To further complicate the matter, there is a popular notion in our society that what is “sexy” is actually something of a relative concept. Like the old saying “beauty is in the eye of the beholder” many adopt the idea that trying to come to some hard and fast definition of what is “sexy” is a hopeless endeavor.  After all, particular tastes and ideas about what is sexy vary from age to age and culture to culture.  For a simple example, Marylyn Monroe was considered to be a “sex symbol” in her era whereas by today’s modeling standards she would be considered very overweight and in need of an extreme makeover.

I am reminded here of the story of a man who was undergoing a Rorschach ink blot test given by his psychiatrist.  Each time the psychiatrist held up an ink blot card the man was instructed to say the first thing that came into his mind.  In a short time a very interesting pattern began to emerge.  Every time a card was held up the patient answered “sex.” Finally, the psychiatrist stopped the analysis and asked him why this was the case.  Without a moment of hesitation the man answered “because you keep holding up dirty pictures.”

Now of course these ink blots are not pictures of sex.  But because the man perceives them as such – they are “sexy” to him.  But are they “sexy” actually?  In other words, is beauty (or in this case – “sexy”) in the eye of the beholder or is there a standard of that which is actually sexy to which we ought to conform our ideas?

Confusion seems to reign.  And sadly because we evangelicals seem to give such inadequate biblical, theological and philosophical attention to this issue it comes as no surprise that the Victoria’s Secret answer is the default perspective for non-Christians and Christians alike.

It is my fundamental contention here that God is the fixed point about which the entirety of the universe revolves both ontologically and epistemologically.  As such he is the norm, the standard, the canon of that which is ultimately true, good and beautiful.  And because God is the embodiment of that which is truly beautiful then the statement “beauty is in the eye of the beholder” is actually not only biblically, theologically and philosophically inaccurate, it is borderline heretical.  What is a more accurate statement (and what I believe is usually intended) is the idea that “perception of beauty is in the eye of the beholder.”  That is, each person may have a different idea of what is attractive or beautiful but ultimately “beauty” is not a social construct.
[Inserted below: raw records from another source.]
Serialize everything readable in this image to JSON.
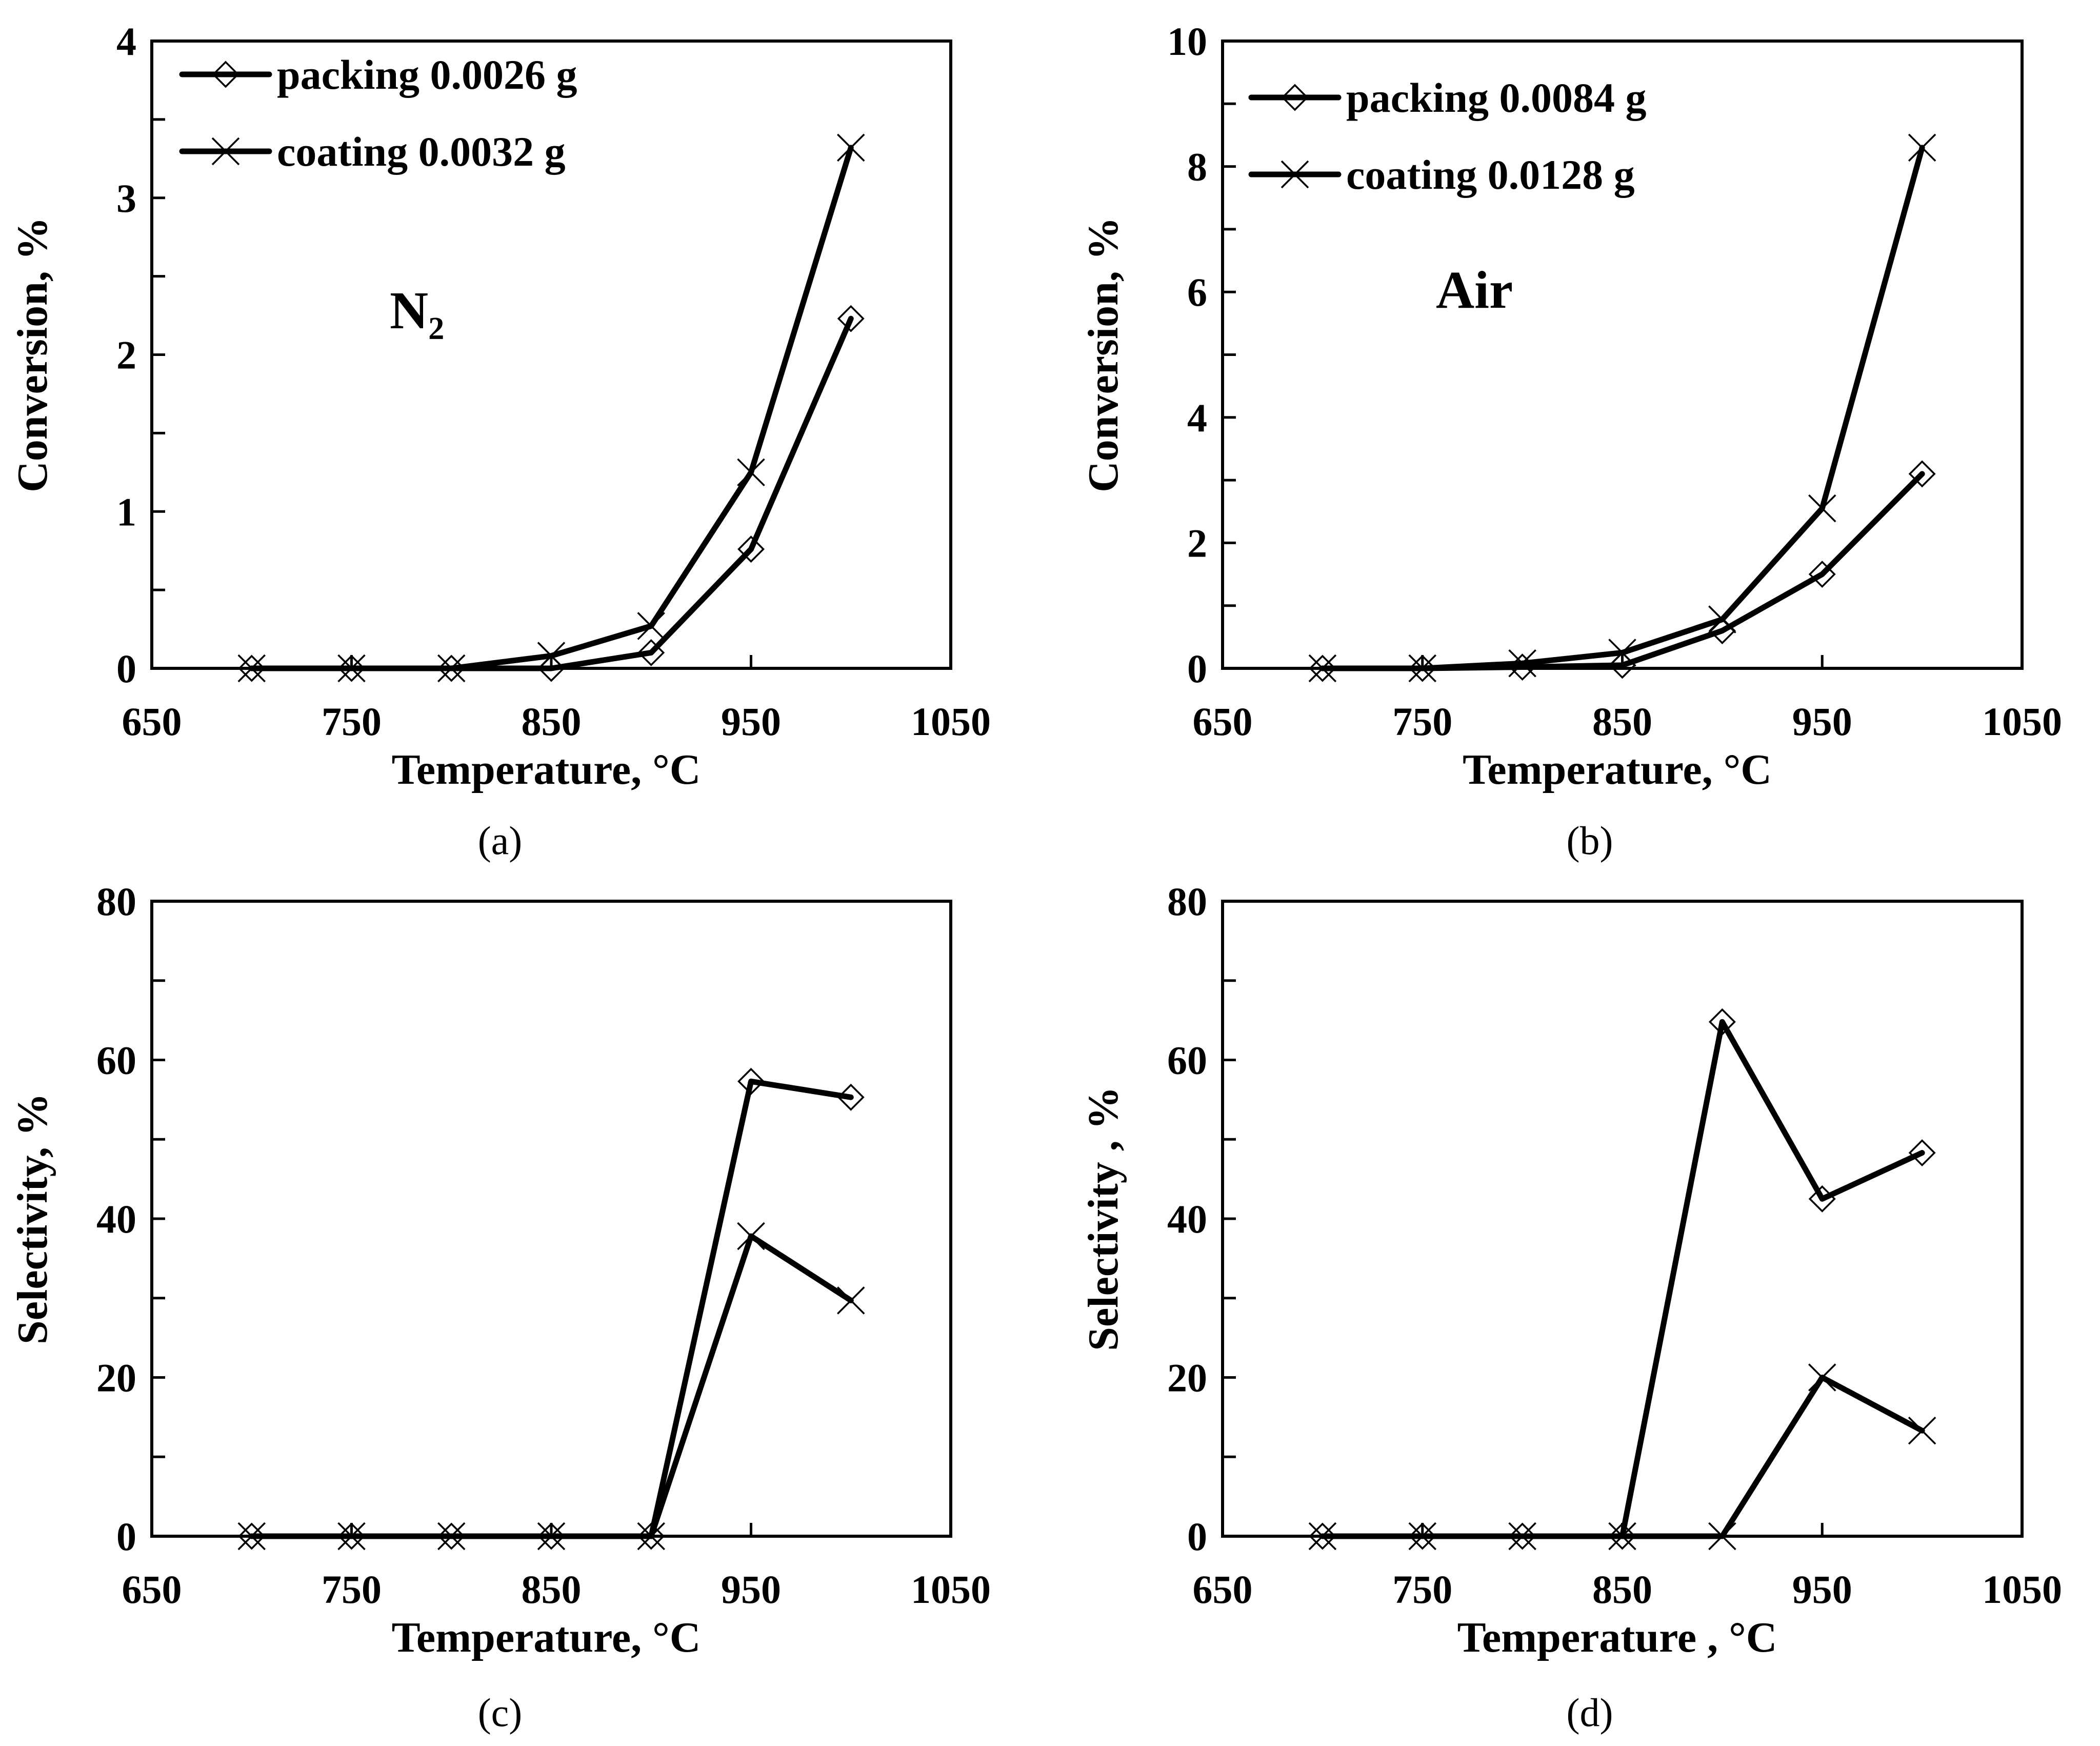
{
  "chart_data": [
    {
      "type": "line",
      "panel": "(a)",
      "annotation": "N₂",
      "xlabel": "Temperature, ",
      "xunit": "°C",
      "ylabel": "Conversion, %",
      "xlim": [
        650,
        1050
      ],
      "ylim": [
        0,
        4
      ],
      "xticks": [
        "650",
        "750",
        "850",
        "950",
        "1050"
      ],
      "yticks": [
        "0",
        "1",
        "2",
        "3",
        "4"
      ],
      "x": [
        700,
        750,
        800,
        850,
        900,
        950,
        1000
      ],
      "series": [
        {
          "name": "packing 0.0026 g",
          "marker": "diamond",
          "values": [
            0,
            0,
            0,
            0,
            0.1,
            0.76,
            2.23
          ]
        },
        {
          "name": "coating 0.0032 g",
          "marker": "x",
          "values": [
            0,
            0,
            0,
            0.08,
            0.27,
            1.25,
            3.32
          ]
        }
      ],
      "legend_position": "top-left"
    },
    {
      "type": "line",
      "panel": "(b)",
      "annotation": "Air",
      "xlabel": "Temperature,  ",
      "xunit": "°C",
      "ylabel": "Conversion,  %",
      "xlim": [
        650,
        1050
      ],
      "ylim": [
        0,
        10
      ],
      "xticks": [
        "650",
        "750",
        "850",
        "950",
        "1050"
      ],
      "yticks": [
        "0",
        "2",
        "4",
        "6",
        "8",
        "10"
      ],
      "x": [
        700,
        750,
        800,
        850,
        900,
        950,
        1000
      ],
      "series": [
        {
          "name": "packing 0.0084 g",
          "marker": "diamond",
          "values": [
            0,
            0,
            0.02,
            0.05,
            0.6,
            1.5,
            3.1
          ]
        },
        {
          "name": "coating 0.0128 g",
          "marker": "x",
          "values": [
            0,
            0,
            0.08,
            0.25,
            0.78,
            2.55,
            8.3
          ]
        }
      ],
      "legend_position": "top-left"
    },
    {
      "type": "line",
      "panel": "(c)",
      "xlabel": "Temperature, ",
      "xunit": "°C",
      "ylabel": "Selectivity, %",
      "xlim": [
        650,
        1050
      ],
      "ylim": [
        0,
        80
      ],
      "xticks": [
        "650",
        "750",
        "850",
        "950",
        "1050"
      ],
      "yticks": [
        "0",
        "20",
        "40",
        "60",
        "80"
      ],
      "x": [
        700,
        750,
        800,
        850,
        900,
        950,
        1000
      ],
      "series": [
        {
          "name": "packing",
          "marker": "diamond",
          "values": [
            0,
            0,
            0,
            0,
            0,
            57.3,
            55.3
          ]
        },
        {
          "name": "coating",
          "marker": "x",
          "values": [
            0,
            0,
            0,
            0,
            0,
            37.8,
            29.7
          ]
        }
      ]
    },
    {
      "type": "line",
      "panel": "(d)",
      "xlabel": "Temperature , ",
      "xunit": "°C",
      "ylabel": "Selectivity ,  %",
      "xlim": [
        650,
        1050
      ],
      "ylim": [
        0,
        80
      ],
      "xticks": [
        "650",
        "750",
        "850",
        "950",
        "1050"
      ],
      "yticks": [
        "0",
        "20",
        "40",
        "60",
        "80"
      ],
      "x": [
        700,
        750,
        800,
        850,
        900,
        950,
        1000
      ],
      "series": [
        {
          "name": "packing",
          "marker": "diamond",
          "values": [
            0,
            0,
            0,
            0,
            64.8,
            42.5,
            48.3
          ]
        },
        {
          "name": "coating",
          "marker": "x",
          "values": [
            0,
            0,
            0,
            0,
            0,
            20.0,
            13.3
          ]
        }
      ]
    }
  ],
  "colors": {
    "line": "#000000",
    "background": "#ffffff"
  }
}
Beauty in its purest form is found in the nature and function of God himself.  Practically speaking, then, if there is one standard or norm, then all our judgments about beauty must be altered so as to be in conformity to that standard.  That is, what God finds beautiful, we ought to also find beautiful.

Likewise, and more directly to our topic, if the Creator of the universe who is the ground, embodiment, and source of all that is true, good, and beautiful created sex and sexuality, then because the word “sexy” is an adjective or descriptive word about that part of God’s creation, then that which is most “sexy” is in reality that which is in highest conformity to the nature, function, end, and purpose for which God created sex and sexuality.  Like beauty, then, “sexy” is also not a social construct.  Rather, what God finds sexy, we ought to also find sexy.